Compass directions and distance judgement. These are two of the most valuable navigation techniques in the “orienteering toolkit”, and so it is wise to be very diligent about learning them. At Orange level, compass directions takes us beyond using the compass simply to set the map to north, to using the compass to identify north, northeast, east, southeast, etc, and even in between, e.g. north-northeast. Distance judgement is facilitated by pace counting, which is knowing how many of your paces are needed to cover, say, 50m or 100m. The two techniques used together ensure you reach the vicinity of the control from an attack point.

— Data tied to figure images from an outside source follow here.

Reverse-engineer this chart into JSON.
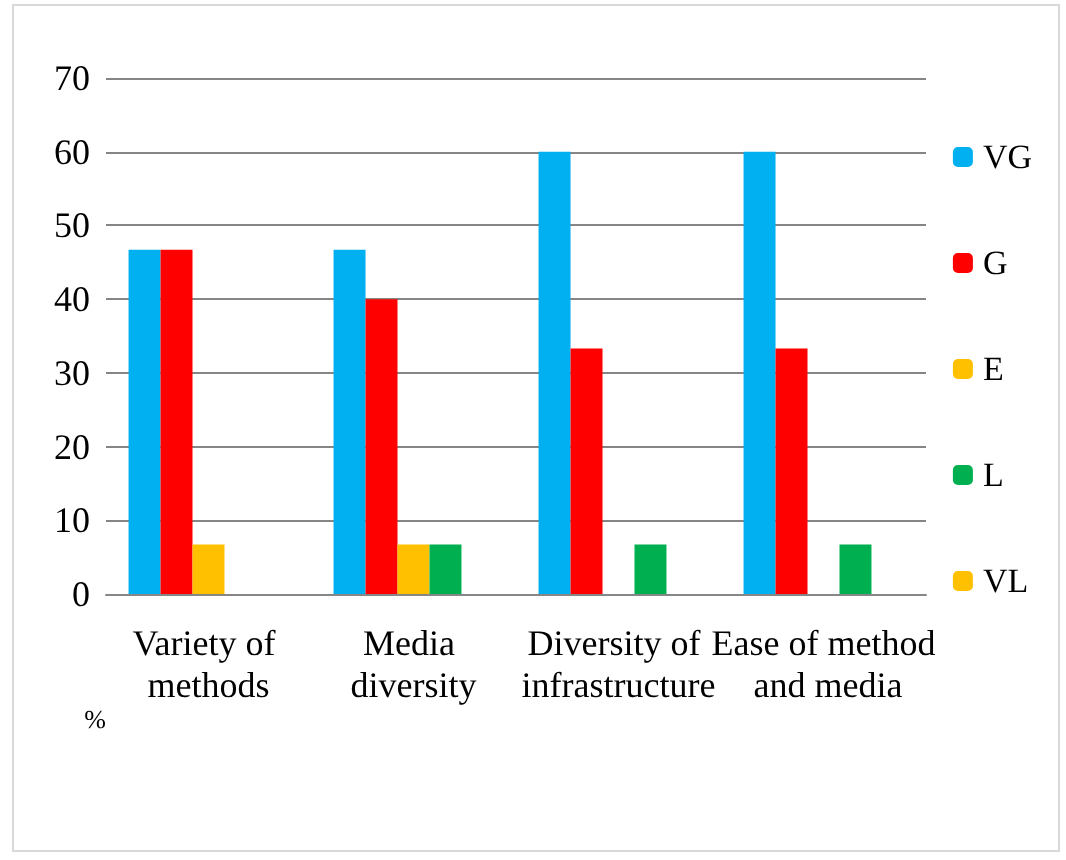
{
  "chart_data": {
    "type": "bar",
    "ylabel": "%",
    "categories": [
      "Variety of methods",
      "Media diversity",
      "Diversity of infrastructure",
      "Ease of method and media"
    ],
    "series": [
      {
        "name": "VG",
        "color": "#00b0f0",
        "values": [
          46.7,
          46.7,
          60,
          60
        ]
      },
      {
        "name": "G",
        "color": "#ff0000",
        "values": [
          46.7,
          40,
          33.3,
          33.3
        ]
      },
      {
        "name": "E",
        "color": "#ffc000",
        "values": [
          6.7,
          6.7,
          0,
          0
        ]
      },
      {
        "name": "L",
        "color": "#00b050",
        "values": [
          0,
          6.7,
          6.7,
          6.7
        ]
      },
      {
        "name": "VL",
        "color": "#ffc000",
        "values": [
          0,
          0,
          0,
          0
        ]
      }
    ],
    "ylim": [
      0,
      70
    ],
    "yticks": [
      0,
      10,
      20,
      30,
      40,
      50,
      60,
      70
    ],
    "grid": "y",
    "legend": "right"
  }
}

For the exercise, find an open or lightly wooded area (parkland?) that has a map, ideally an orienteering map but not necessarily. Choose three or four features (buildings, benches, trees) and measure their compass directions from each other and how far apart they are (50-100m is best). Now start jogging between these features using the compass directions you have and counting how many paces you take (or double paces, counting only your right or left foot). Keep a note of the number of paces and thus, knowing the measured distances, calculate your pace length (one pace might be about 1m). If you are using directions that take you uphill or downhill rather than across flat ground, keep a note of that as well – your pace length will differ, shorter or longer respectively.
Now choose three or four other features and measure how far apart they are. Calculate how many of your paces it will take to cover those distances. Using their compass directions, jog between the features for the number of paces you have calculated. How close to your target feature did you get? You could be left or right (compass direction) or short or beyond (pace counting). Within 1m? 5m? 10m? If you are within 10% of the distance from your starting point you’re doing well. Practice makes perfect with both compass and pacing.
Aiming off to cut corners. To practice this technique you could use ESOC’s Dalkeith Park map (out of town, but not far from Dobbie’s Garden Centre for refreshments). Here is an extract of the map with a short 1.6km Orange course to try some aiming off and cutting corners. For example, from the Start to control 1 you might use as your attack point the junction between the minor road and path south-southeast of control 1, and from there go on a compass direction of due north for about 80m to the wall just to the right (east) of the control. The control is round the end of the wall on the fence. Easy! For 3 to 4 – which way would you go round the green block of forest? Either way, there are opportunities to cut across blocks of woodland to the next path.